Slate had a great article criticizing the Barbie Dreamhouse in Berlin. Buried in the essay was a great quote explaining what’s wrong with encouraging kids to “dream”:

a dream is not the same as a plan or a vision or an aspiration. It is the ultimate in passivity, something visited upon you while you are asleep. Or it’s what a princess does as she gazes out the window and waits for her happy ending. Do we need to telegraph to girls that the be-all and end-all of their young lives is spinning out beautiful mental pictures that have no basis in reality?

I have vivid memories of buying this dream rhetoric wholesale when I was much younger. I honestly thought that through some magical alchemy, dreaming my dreams with a true and pure heart would actually make them come true. I thought I didn’t have to do anything to look beautiful, attract a handsome, kind boyfriend, and live in happy prosperity; these things would simply drop into my lap if I was just the right kind of person and wished on enough stars. It was a nice delusion. The passivity of this stance was actually part of its virtue. It would be wrong or dirty or maybe even slutty to put myself out there and work hard for these things on my own. It would somehow devalue them if they weren’t unearned gifts from the universe. And I had no responsibility for changing things if I wasn’t satisfied. I had a vague promise of eventual happiness and nothing to do to make it happen. It made for a contented, empty, passionless, childish existence. I’m endlessly glad I grew out of this phase, but I’m embarrassed to say exactly how long it took.

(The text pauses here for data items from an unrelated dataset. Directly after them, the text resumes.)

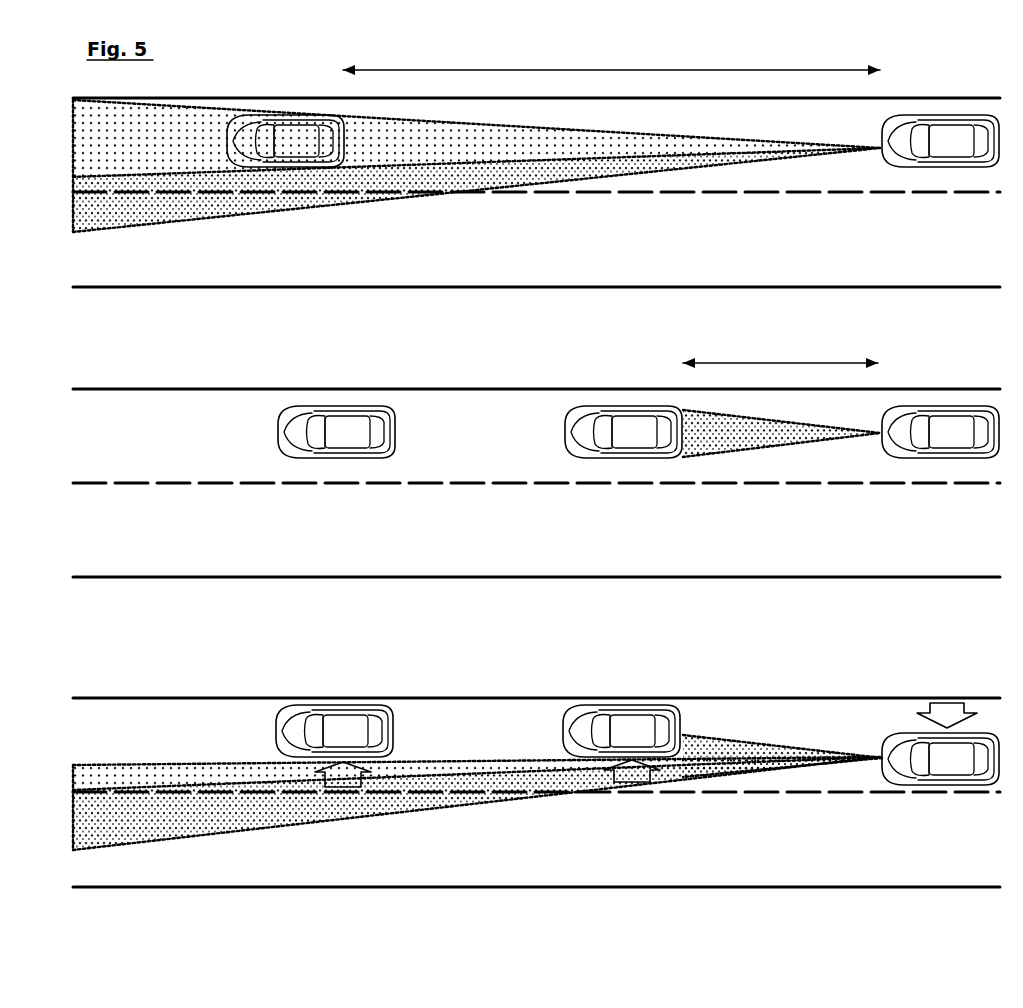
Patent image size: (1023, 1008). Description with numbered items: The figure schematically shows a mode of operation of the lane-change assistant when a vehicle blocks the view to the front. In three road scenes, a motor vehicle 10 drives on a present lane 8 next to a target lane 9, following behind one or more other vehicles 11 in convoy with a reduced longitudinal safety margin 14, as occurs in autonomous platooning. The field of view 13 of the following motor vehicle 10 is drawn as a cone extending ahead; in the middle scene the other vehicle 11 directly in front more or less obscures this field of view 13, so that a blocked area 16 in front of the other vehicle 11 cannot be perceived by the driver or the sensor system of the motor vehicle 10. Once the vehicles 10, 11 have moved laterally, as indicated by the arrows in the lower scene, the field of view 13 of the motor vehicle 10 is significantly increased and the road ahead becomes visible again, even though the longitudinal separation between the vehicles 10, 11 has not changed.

The present lane 8 is at (846, 129).
The target lane 9 is at (644, 266).
The motor vehicle 10 is at (878, 158).
The other vehicle 11 is at (225, 149).
The field of view 13 is at (462, 154).
The reduced longitudinal safety margin 14 is at (489, 69).
The blocked area 16 is at (117, 149).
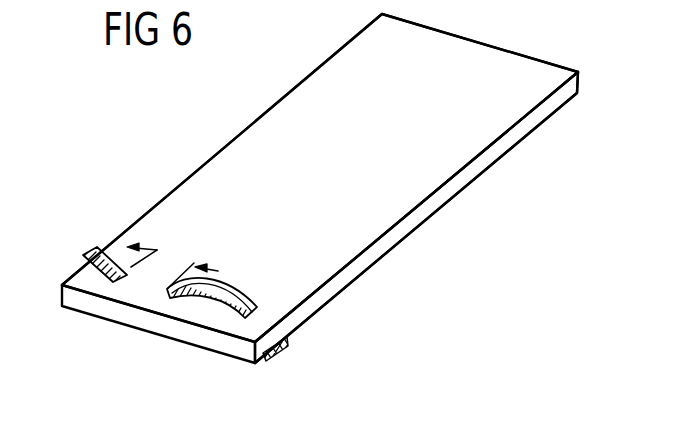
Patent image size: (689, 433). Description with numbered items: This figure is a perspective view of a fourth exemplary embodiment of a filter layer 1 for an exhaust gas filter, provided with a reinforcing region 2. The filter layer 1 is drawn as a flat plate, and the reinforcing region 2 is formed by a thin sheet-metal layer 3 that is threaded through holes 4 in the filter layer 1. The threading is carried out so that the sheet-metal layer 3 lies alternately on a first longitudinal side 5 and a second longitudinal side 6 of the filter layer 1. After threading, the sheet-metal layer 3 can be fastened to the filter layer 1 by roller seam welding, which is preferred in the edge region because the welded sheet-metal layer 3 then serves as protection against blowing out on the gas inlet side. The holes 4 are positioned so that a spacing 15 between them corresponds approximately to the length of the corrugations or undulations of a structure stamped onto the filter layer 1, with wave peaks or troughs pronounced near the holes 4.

The filter layer 1 is at (483, 204).
The reinforcing region 2 is at (288, 345).
The sheet-metal layer 3 is at (88, 267).
The holes 4 is at (130, 267).
The first longitudinal side 5 is at (302, 91).
The second longitudinal side 6 is at (408, 228).
The spacing 15 is at (170, 260).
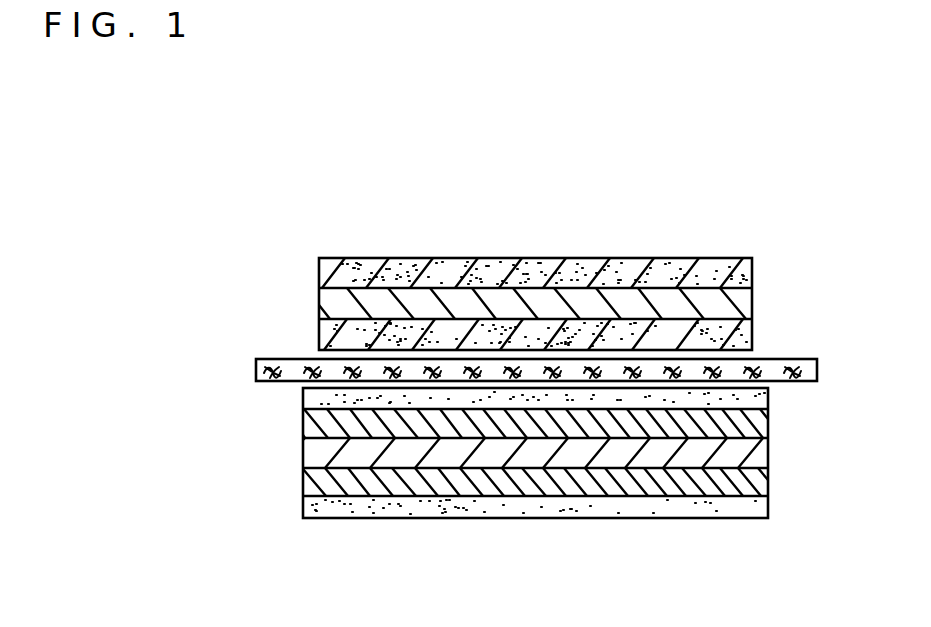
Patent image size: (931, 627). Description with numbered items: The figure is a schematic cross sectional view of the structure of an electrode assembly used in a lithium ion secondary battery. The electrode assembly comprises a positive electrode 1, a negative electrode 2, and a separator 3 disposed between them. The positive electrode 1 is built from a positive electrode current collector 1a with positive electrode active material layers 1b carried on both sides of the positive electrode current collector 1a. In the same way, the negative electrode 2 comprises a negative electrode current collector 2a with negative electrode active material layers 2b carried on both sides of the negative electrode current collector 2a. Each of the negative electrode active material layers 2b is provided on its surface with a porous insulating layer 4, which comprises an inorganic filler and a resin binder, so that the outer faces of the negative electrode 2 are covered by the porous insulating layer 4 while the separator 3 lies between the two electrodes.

The positive electrode 1 is at (592, 278).
The positive electrode current collector 1a is at (740, 300).
The positive electrode active material layers 1b is at (752, 258).
The negative electrode 2 is at (595, 478).
The negative electrode current collector 2a is at (843, 428).
The negative electrode active material layers 2b is at (750, 427).
The separator 3 is at (817, 367).
The porous insulating layer 4 is at (752, 398).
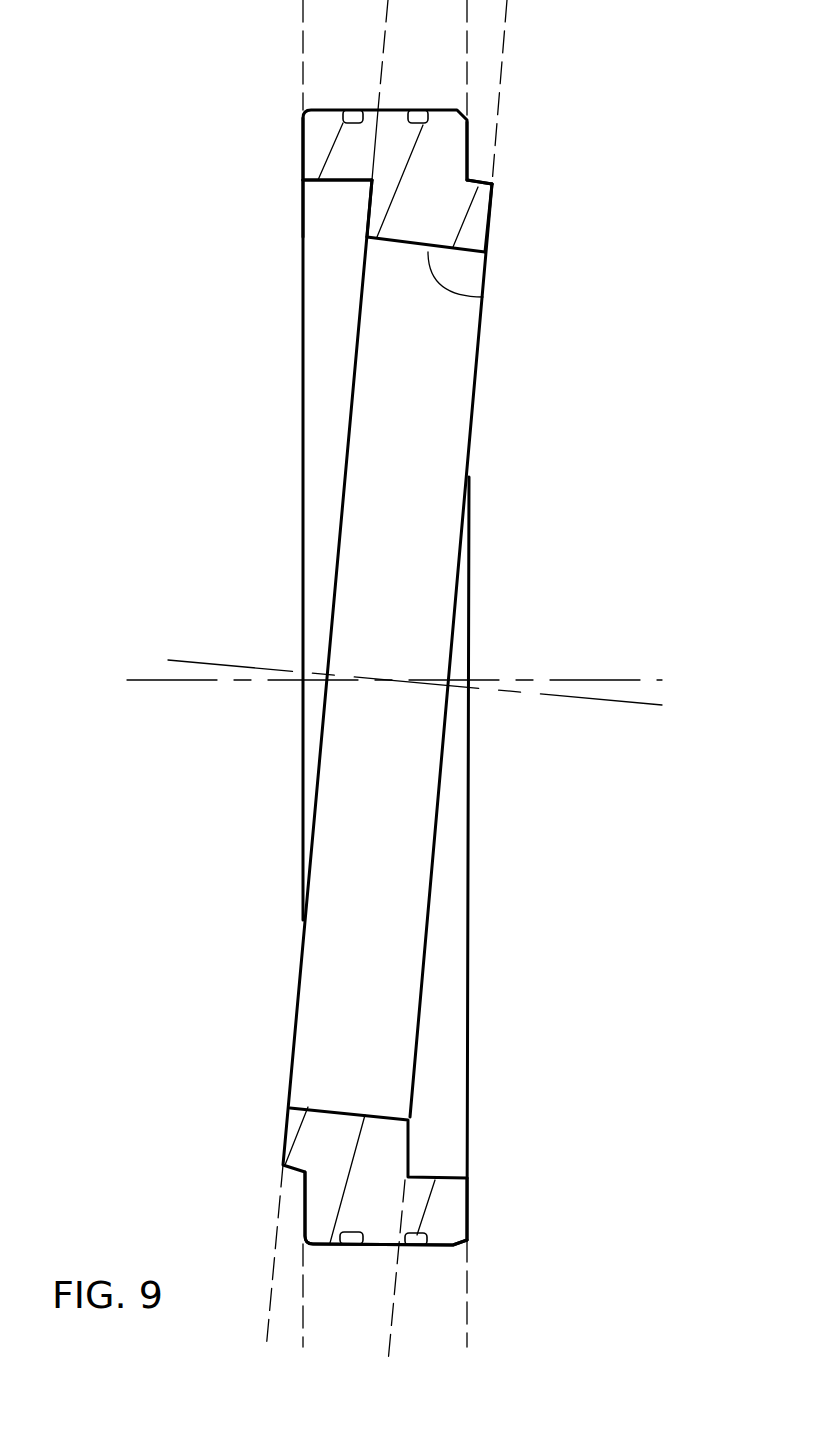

I think this is a gendered thing. In general, girls are taught these messages more frequently than boys are. (Although I do see some of my male students express equally deluded hopes of becoming rappers and NBA stars, despite doing zero work toward those goals.) I can trace them directly back to Disney movies and sweet sentiments like “A Dream Is a Wish Your Heart Makes.” It’s nice to encourage kids to aim for big goals, but the emphasis needs to be on them doing the work and making it happen for themselves, instead of on passively wishing. Instead of dreaming, they should be planning, and putting those plans into motion.